Caldeirão Político

Terça-feira, 14 de Janeiro de 2020, 08h:24

Lei permite pagar recompensa a quem denunciar criminosos em MT

Deputado Silvio Fávero é o autor da lei que permite pagar recompensa a quem denunciar criminosos

Agora MT

Já está em vigor no Estado a Lei Nº 11.078 de janeiro de 2020 que permite o pagamento de recompensa, em dinheiro, para quem prestar informações sobre o paradeiro de criminosos ou que auxiliem nas investigações policiais. De autoria do deputado estadual Silvio Fávero (PSL), a lei foi sancionada na última sexta-feira (10) pelo governador Mauro Mendes (DEM).

De acordo com Fávero, a ‘Lei da Recompensa’, visa dar celeridade no desfecho de investigações sobre contrabando, tráfico de drogas, violência infantil, ao idoso e à mulher, pedofilia, exploração sexual, trabalho infantil, trabalho escravo, homicídio, latrocínio, entre outros delitos. A iniciativa foi apresentada pelo parlamentar em agosto do ano passado e aprovada pelos demais deputados estaduais.

Segundo Fávero, os gastos com o pagamento de recompensa serão muito inferiores aos prejuízos causados por ações criminosas. “Além do que, incentivamos a população de um modo geral não se omitir diante de situações criminosas, que, por várias razões, entre elas o medo, prefere se calar. E mais, é uma forma também de acelerar as investigações, contribuindo com informações predominantes para desfecho de tantos casos”, argumentou.

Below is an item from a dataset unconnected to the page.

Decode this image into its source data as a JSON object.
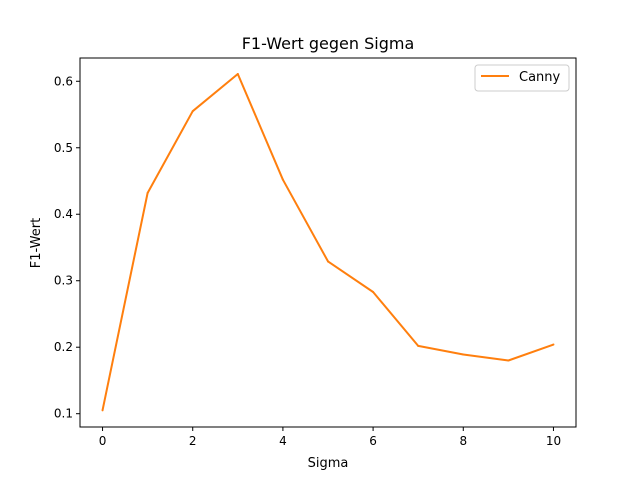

Fávero ressalta que a Lei Federal nº 13.608, sancionada no ano passado, autoriza os estados a estabelecerem serviços de recepção de denúncias por telefone. E também a forma de recompensa pelo oferecimento de informações que sejam úteis para prevenção, repressão ou apuração de crimes ou ilícitos administrativos. Tal proposta, conforme observa o deputado, já está em vigor nos estados de São Paulo, Rio Grande do Sul, Maranhão e Ceará.

“Está muito clara (a lei) e visível. É melhor prevenir do que remediar e acredito que as recompensas, em dinheiro, para denúncias, elevarão os números de casos solucionados em Mato Grosso”, defendeu Fávero ao acrescentar em seu projeto que as despesas correrão por conta de dotações orçamentárias da Secretaria de Estado de Segurança Pública (Sesp).

A lei assegura que o informante, se necessário, poderá ser inserido no sistema de proteção às pessoas ameaçadas, testemunhas de crimes, vítimas de violência e depoentes especiais.